Selon Les Echos qui ont révélé ce projet, cela passera par un triplement du produit de la taxe de solidarité sur les billets d’avion, qui est aujourd’hui de 460 millions d’euros, avec des efforts plus importants demandés aux passagers « business » ou long-courrier. L’aviation d’affaires sera également davantage mise à contribution, selon le quotidien économique.

Une nouvelle taxe redoutée sur les énergéticiens

La nouvelle ministre de l’Écologie et de l’Énergie, Agnès Pannier-Runacher, a mis en garde le 2 octobre contre une nouvelle taxe sur les centrales de production électriques qui pourrait rapporter 3 milliards d’euros à l’État mais risquerait d’être « ensuite immédiatement reprise dans les factures des Français ».

« Il est important, en matière de taxation de l’énergie […] d’être vigilant sur l’augmentation des prix de l’énergie.

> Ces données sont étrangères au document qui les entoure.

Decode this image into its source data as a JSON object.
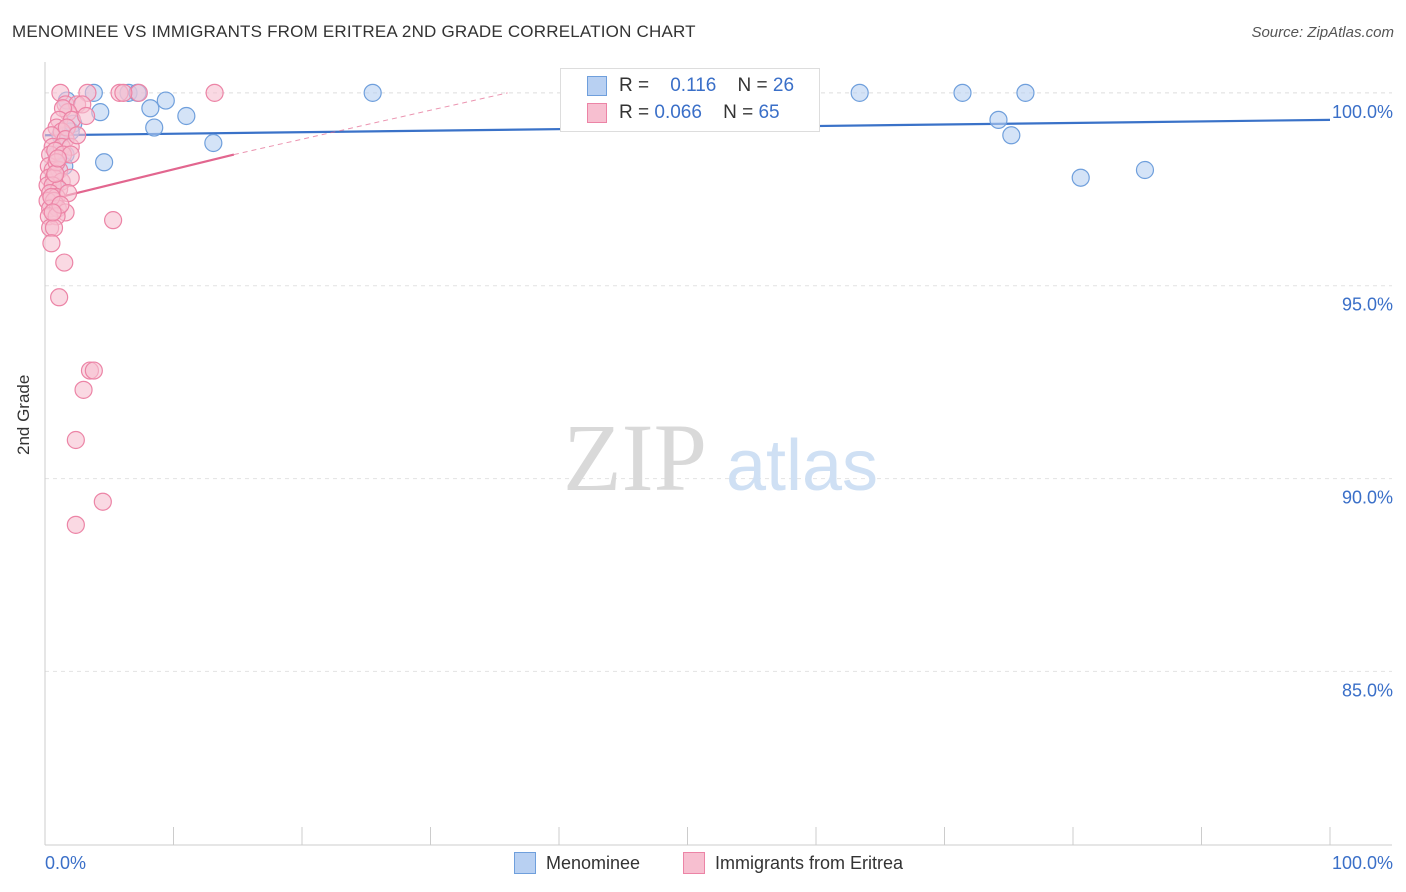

Les Français ont traversé trois ans de hausse des coûts de l’énergie. Nous sommes aujourd’hui à un moment où les marchés sont en train de baisser, […] et ça doit finir par se voir dans la facture des Français », a déclaré la ministre.

La nouvelle ministre de la Transition écologique a rappelé également que « la transition écologique et énergétique est une priorité absolue ». Agnès Pannier-Runacher a insisté sur la mise en œuvre des « quatre grands piliers » de la transition énergétique : l’efficacité et la sobriété énergétique, « toutes les énergies renouvelables » et le nucléaire, un « atout pour la souveraineté de la France et de l’Europe et pour le climat ».

Le budget du ministère de la Transition écologique impacté par les économies

Le Premier ministre Michel Barnier a dit vouloir « ramener le déficit à 5 % (du Produit intérieur brut) en 2025 » contre plus de 6 % craints en 2024 et le faire revenir « sous le plafond de 3 % en 2029 », dans le respect des « engagements européens » de la France, assurant que l’effort proviendrait aux « deux tiers » de la réduction des dépenses.

Fin août, lors de l’envoi des « lettres-plafonds » destinées à préparer le budget de 2025, les crédits du ministère de la Transition écologique se voyaient amputés d’un milliard et demi d’euros pour le fonds vert et d’un milliard pour l’électrification des véhicules.

Le budget de l’Agence de la transition écologique (Ademe) consacré aux collectivités et aux entreprises pourrait ainsi passer de 1,373 milliard à 900 millions d’euros. « Les orientations évoquées ne permettraient pas de garantir un financement efficace de la transition écologique », déclarait alors une source du ministère démissionnaire.

Matignon précisait alors que le budget augmenterait cependant au total de 2,8 milliards d’euros. Sur le fonds vert, Matignon souligne que les versements de l’État aux collectivités locales progresseront de 340 millions d’euros en 2025. La baisse de 1,5 milliard concerne des projets prévus sur plusieurs années. Sur l’électrification des véhicules, la baisse pourrait être de 500 millions d’euros, pour un budget d’un milliard d’euros en 2025 contre un milliard et demi en 2024.

Des chiffres qui seront confirmés lors de la présentation de la trajectoire budgétaire du gouvernement attendue au plus tard le 31 octobre.